Ok thanks, I have no idea what I was doing then. - ah, must have been when I was testing my containers with the vm rebuild! (which is still not a container problem.)

This is really cool. I have a use case where it would be particularly nice if I could run multiple instances of the same container. (Normally I would just say, multiple containers from the same specification, which somehow seems more proper). Is this currently possible, or something that might be possible to add?

Thanks!

You can simply define multiple containers with the same config:

extra-container create -s <<'EOF'
{ config, pkgs, lib, ... }:
let
  sharedConfig = {
    config = {
      systemd.services.hello = {
        wantedBy = [ "multi-user.target" ];
        script = "while true; do echo hello | ${pkgs.netcat}/bin/nc -lN 50; done";
      };
    };
  };
in {
  containers = {
    instance1 = sharedConfig;
    instance2 = sharedConfig;
  };
}
EOF
1 Like

Thanks, I see.

My use cases is essentially creating an isolated environment for users in a dynamic way, so I can’t really define all instances ahead of time. In that case, I wonder if this would work, and if there would be any downsides to it? Basically, i would have a script run this command, with instanceName dynamically generated:

extra-container create -s <<'EOF'
{ config, pkgs, lib, ... }:
let
  sharedConfig = {
    config = {
      systemd.services.hello = {
        wantedBy = [ "multi-user.target" ];
        script = "while true; do echo hello | ${pkgs.netcat}/bin/nc -lN 50; done";
      };
    };
  };
in {
  containers = {
    instanceName= sharedConfig;
  };
}
EOF

sharedConfig could probably be factored out, though I don’t know if it matters since I think Nix should be able to tell if nix expressions defined in multiple places are effectively identical.

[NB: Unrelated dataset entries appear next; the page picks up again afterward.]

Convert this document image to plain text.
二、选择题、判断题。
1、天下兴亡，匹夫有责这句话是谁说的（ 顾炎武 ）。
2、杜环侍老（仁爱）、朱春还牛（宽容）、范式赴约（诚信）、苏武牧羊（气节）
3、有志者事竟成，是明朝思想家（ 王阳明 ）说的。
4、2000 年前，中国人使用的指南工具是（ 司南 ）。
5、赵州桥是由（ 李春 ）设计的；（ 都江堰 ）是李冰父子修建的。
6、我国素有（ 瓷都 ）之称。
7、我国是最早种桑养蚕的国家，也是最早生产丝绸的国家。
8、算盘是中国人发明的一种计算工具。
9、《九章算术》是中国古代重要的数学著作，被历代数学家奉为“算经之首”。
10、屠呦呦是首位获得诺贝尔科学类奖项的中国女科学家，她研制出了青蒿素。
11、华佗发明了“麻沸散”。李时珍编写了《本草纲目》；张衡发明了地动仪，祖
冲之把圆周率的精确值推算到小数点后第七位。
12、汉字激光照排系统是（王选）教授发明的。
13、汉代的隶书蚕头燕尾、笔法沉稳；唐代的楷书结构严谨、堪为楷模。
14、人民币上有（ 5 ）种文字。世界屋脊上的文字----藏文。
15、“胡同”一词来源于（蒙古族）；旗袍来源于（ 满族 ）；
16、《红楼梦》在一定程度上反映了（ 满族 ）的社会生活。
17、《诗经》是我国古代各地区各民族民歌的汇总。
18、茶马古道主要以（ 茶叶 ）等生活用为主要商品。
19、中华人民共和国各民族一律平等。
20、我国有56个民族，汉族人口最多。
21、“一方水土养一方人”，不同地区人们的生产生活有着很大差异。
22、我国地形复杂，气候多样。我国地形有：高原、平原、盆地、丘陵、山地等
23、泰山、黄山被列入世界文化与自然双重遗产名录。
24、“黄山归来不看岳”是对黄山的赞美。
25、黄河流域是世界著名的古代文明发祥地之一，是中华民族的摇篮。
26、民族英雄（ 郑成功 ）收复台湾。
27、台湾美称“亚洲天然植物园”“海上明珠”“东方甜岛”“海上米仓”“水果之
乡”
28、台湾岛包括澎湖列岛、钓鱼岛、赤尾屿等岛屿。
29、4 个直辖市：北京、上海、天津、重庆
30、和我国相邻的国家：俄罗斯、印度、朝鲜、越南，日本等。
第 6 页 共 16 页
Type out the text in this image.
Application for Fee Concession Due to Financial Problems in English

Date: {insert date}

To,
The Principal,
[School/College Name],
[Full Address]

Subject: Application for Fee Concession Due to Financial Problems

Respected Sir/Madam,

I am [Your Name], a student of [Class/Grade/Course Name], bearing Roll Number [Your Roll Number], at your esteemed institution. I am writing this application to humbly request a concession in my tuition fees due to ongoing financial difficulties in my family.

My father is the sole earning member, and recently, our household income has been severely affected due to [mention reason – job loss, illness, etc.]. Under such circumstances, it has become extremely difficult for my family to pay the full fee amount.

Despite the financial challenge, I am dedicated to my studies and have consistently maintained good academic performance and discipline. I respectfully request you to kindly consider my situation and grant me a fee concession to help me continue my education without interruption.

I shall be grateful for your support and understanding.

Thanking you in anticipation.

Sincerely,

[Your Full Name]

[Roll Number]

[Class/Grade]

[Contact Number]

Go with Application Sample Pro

What would be the typical start up time of a container that doesn’t have any services or other extra initialization in this fashion? I’m hoping fairly quick - otherwise I may stick with a running container, possibly going with your original suggestion and firing up multiple instances and rotating between them as a compromise.

What exactly should these isolated environments contain?

Typically, these would just be custom-software environments (containing a number of packages from nixpkgs), so nothing very special. I might rely on the fact that these are using systemd-nspawn containers to enforce some restrictions, but these would be done at lower levels (iiirc through machinectl, cgroups, etc). But basically I was just using the term “isolated environment” in the usual sense of what a container is: isolated filesystems certainly, and isolated processes, but possibly other things as well - isolated users for instance. I assume the underlying packages, at least, are shared through the host’s /nix/store as usual.